Companies generally carry promissory notes on their balance sheets at the amount of the debt yet to be repaid. Fair market value for a promissory note is determined by calculating the present value of the expected payments on the note.

How much can you sell a promissory note for? ›

If you are the holder of a promissory note, you may be able to sell the note for cash. However, you will be selling the note for less than the face value. Generally, a note buyer will discount the note by 10 to 35 percent.

Who keeps the original promissory note? ›

The lender will keep the original promissory note until the loan is paid off. There may be some circ*mstances, such as during a refinance, where the loan terms (and therefore, the promissory note terms) change and you will likely be issued a new document to sign.

What is an illegally high interest rate? ›

Usury is the act of lending money at an interest rate that is considered unreasonably high or that is higher than the rate permitted by law.

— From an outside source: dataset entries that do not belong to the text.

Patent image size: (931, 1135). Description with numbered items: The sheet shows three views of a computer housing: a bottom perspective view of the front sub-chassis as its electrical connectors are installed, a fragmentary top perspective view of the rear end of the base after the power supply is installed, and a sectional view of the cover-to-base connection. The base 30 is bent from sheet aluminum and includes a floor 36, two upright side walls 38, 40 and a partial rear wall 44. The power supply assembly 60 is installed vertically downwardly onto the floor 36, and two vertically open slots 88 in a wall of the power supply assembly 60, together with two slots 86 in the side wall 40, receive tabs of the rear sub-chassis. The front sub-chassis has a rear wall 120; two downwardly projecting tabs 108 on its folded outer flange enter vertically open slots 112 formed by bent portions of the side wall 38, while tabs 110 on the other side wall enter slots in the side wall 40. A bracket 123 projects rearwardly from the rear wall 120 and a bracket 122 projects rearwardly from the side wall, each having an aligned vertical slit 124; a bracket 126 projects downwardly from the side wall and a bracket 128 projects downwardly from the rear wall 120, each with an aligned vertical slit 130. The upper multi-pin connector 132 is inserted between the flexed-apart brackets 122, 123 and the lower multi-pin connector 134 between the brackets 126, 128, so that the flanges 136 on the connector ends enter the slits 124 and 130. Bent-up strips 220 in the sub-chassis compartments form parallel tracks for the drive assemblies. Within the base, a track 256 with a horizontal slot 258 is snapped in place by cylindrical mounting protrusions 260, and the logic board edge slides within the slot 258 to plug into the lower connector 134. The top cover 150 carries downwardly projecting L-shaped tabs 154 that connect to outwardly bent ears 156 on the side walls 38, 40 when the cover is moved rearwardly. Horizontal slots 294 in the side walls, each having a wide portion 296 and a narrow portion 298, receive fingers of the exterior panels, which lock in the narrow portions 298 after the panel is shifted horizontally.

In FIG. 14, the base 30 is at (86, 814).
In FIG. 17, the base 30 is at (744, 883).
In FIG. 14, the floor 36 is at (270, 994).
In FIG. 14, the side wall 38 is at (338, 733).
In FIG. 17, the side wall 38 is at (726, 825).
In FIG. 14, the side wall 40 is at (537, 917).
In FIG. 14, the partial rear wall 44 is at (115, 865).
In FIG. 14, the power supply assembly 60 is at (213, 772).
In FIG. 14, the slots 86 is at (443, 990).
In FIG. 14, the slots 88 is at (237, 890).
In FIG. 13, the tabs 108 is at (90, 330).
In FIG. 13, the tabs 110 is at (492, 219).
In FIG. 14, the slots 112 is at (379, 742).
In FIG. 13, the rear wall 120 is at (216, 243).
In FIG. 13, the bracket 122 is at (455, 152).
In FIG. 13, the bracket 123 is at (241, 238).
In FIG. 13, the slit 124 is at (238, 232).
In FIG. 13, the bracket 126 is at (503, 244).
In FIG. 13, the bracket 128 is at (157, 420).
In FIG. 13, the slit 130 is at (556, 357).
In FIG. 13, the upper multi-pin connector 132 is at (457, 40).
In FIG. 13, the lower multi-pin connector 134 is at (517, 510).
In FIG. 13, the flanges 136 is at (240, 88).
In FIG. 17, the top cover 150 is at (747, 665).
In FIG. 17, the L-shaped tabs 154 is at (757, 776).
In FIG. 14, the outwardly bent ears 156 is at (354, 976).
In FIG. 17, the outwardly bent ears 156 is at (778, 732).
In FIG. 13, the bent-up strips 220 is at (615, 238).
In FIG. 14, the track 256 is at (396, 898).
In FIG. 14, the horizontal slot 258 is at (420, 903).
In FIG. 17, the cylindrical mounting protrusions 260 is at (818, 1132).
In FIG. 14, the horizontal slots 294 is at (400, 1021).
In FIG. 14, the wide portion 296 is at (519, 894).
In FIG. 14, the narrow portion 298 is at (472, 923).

What is the 6 interest rate rule? ›

Army Reserve servicemembers who are absent from duty as a result of being wounded or being granted leave are also granted protection under the act. The Six Percent Rule: An Army Reserve servicemember has the ability to reduce consumer debt and mortgage interest rates to 6% under certain circ*mstances.

What is a fair interest rate? ›

The Fair Interest Rate is the rate of interest that's charged on a loan or investment after taking into account all fees and charges. This type of interest rate takes into account both the nominal annual interest rate and the effective interest rate.

What is the effective interest rate on the note? ›

Effective Interest Rate (EIR) is the rate on which the actual return on investment and rate of interest on a loan is calculated, considering compounding over a period.

What is a reasonable loan interest rate? ›

How do you know if the interest rate you're offered is good for you? A good personal loan interest rate depends on your credit score: 740 and above: Below 8% (look for loans for excellent credit) 670 to 739: Around 14% (look for loans for good credit)

What is a reasonable interest rate for late payment? ›

How Much Should You Charge as Late Payment Interest? The standard amount for late payment interest on invoices is between 1% and 2%, but you can charge more or less at your discretion.